Deals, Mergers & Acquisitions

• Mercuria Energy Group, a major privately held oil trader, has completed its long search for a strategic investor, selling a 12% stake to China National Chemical Corp (ChemChina) for an undisclosed sum. This deal comes after Mercuria integrated the trading desk of JPMorgan to strengthen its position in the United States.

• Total has acquired a 70% interest in the leading fuel retailer of the Dominican Republic from Putney Capital Management. The deal includes 130 service stations, which will be managed by a joint venture called Total Dominicana. This will be folded into Total’s network of 600 service stations in nine Caribbean countries. Terms of the deal weren’t disclosed.

• Texas-based Carrier Energy Partners has acquired some U.S. Sugarloaf shale assets in the Eagle Ford area from Sydney-based AWE for $190 million in cash. The deal leaves AWE in a net cash position of $40 million after repayment of all debts.
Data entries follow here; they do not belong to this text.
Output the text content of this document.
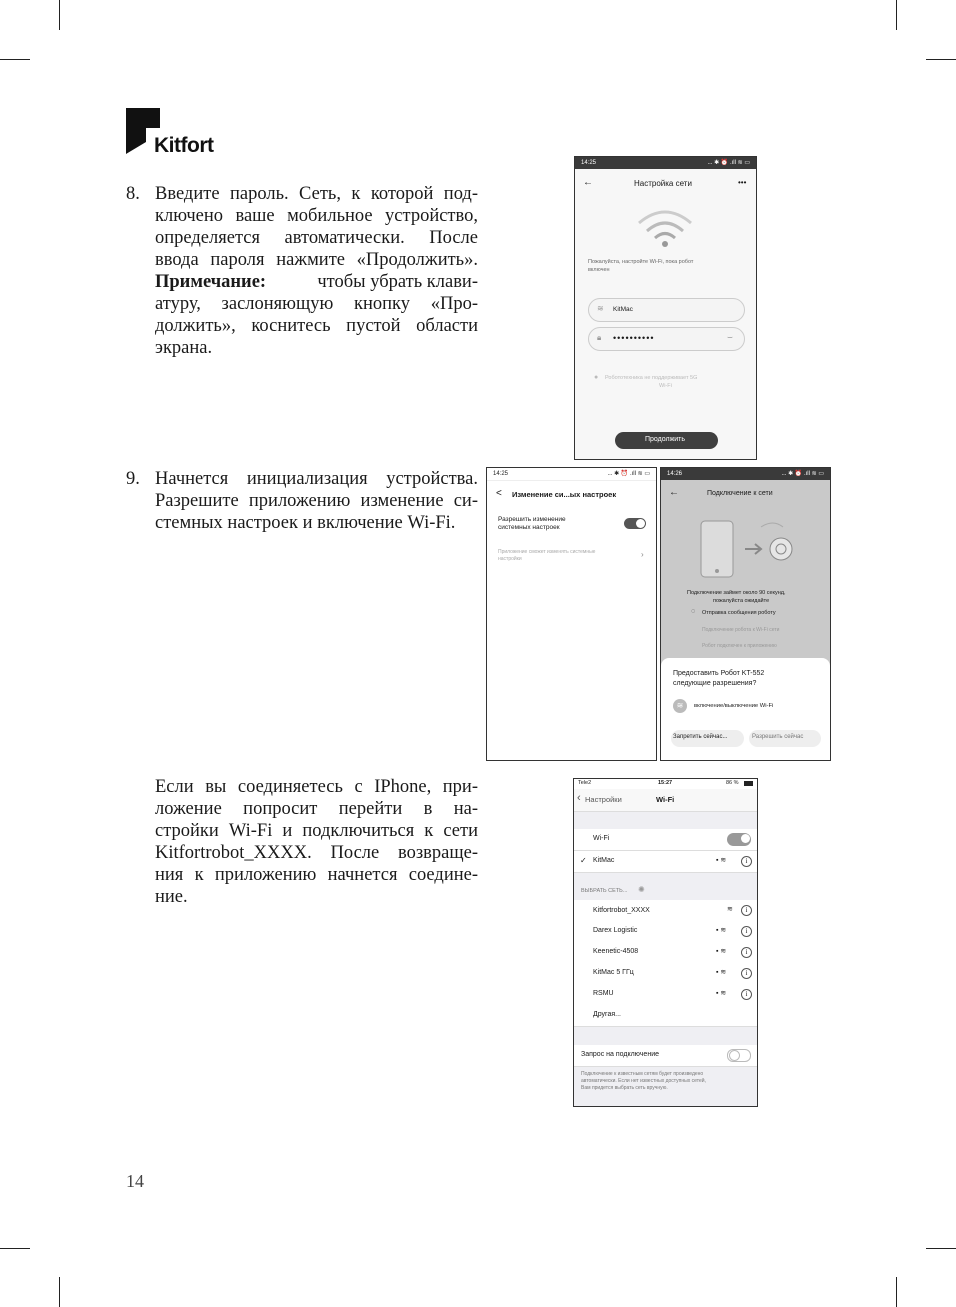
Kitfort
8. Введите пароль. Сеть, к которой под-
ключено ваше мобильное устройство,
определяется автоматически. После
ввода пароля нажмите «Продолжить».
Примечание:	чтобы убрать клави-
атуру, заслоняющую кнопку «Про-
должить», коснитесь пустой области
экрана.
14:25	... ✱ ⏰ .ıll ≋ ▭
←	Настройка сети	•••
Пожалуйста, настройте Wi-Fi, пока робот
включен
≋ KitMac
🔒︎ ••••••••••	⌣
● Робототехника не поддерживает 5G
Wi-Fi
Продолжить
9. Начнется инициализация устройства.
Разрешите приложению изменение си-
стемных настроек и включение Wi-Fi.
14:25	... ✱ ⏰ .ıll ≋ ▭
< Изменение си...ых настроек
Разрешить изменение
системных настроек
Приложение сможет изменять системные
настройки	›
14:26	... ✱ ⏰ .ıll ≋ ▭
←	Подключение к сети
Подключение займет около 90 секунд,
пожалуйста ожидайте
◌ Отправка сообщения роботу
Подключение робота к Wi-Fi сети
Робот подключен к приложению
Предоставить Робот KT-552
следующие разрешения?
≋	включение/выключение Wi-Fi
Запретить сейчас...	Разрешить сейчас
Если вы соединяетесь с IPhone, при-
ложение попросит перейти в на-
стройки Wi-Fi и подключиться к сети
Kitfortrobot_XXXX. После возвраще-
ния к приложению начнется соедине-
ние.
Tele2	15:27	86 %
‹ Настройки	Wi-Fi
Wi-Fi
✓ KitMac	▪ ≋	i
ВЫБРАТЬ СЕТЬ... ✺
Kitfortrobot_XXXX	≋	i
Darex Logistic	▪ ≋	i
Keenetic-4508	▪ ≋	i
KitMac 5 ГГц	▪ ≋	i
RSMU	▪ ≋	i
Другая...
Запрос на подключение
Подключение к известным сетям будет произведено
автоматически. Если нет известных доступных сетей,
Вам придется выбрать сеть вручную.
14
AWE acquired its 10 percent interest in Sugarloaf in 2010 and worked with operator Marathon Oil Corp. to develop the shale asset. Why the divestment? Sugarloaf’s fields and development are maturing. The deal should close in March.

Discovery & Development

• Russia’s LukOil says it is seeking to expand operations in Nigeria. LukOil already has joint operations with Chevron in Nigeria, as of 2015. This comes as LukOil warns Russia’s oil production could decline by 2-3 percent at a minimum, but potentially more if the Kremlin goes through with a tax raise.

• China's largest offshore oil company, CNOOC, has launched production at its Kenli 10-4 oil field in the south of Bohai Bay in northeast china. There are currently six wells producing approximately 6,540 bopd. Peak production should be reach at 9,600 bopd in 2016. CNOOC holds 100 percent interest in the field.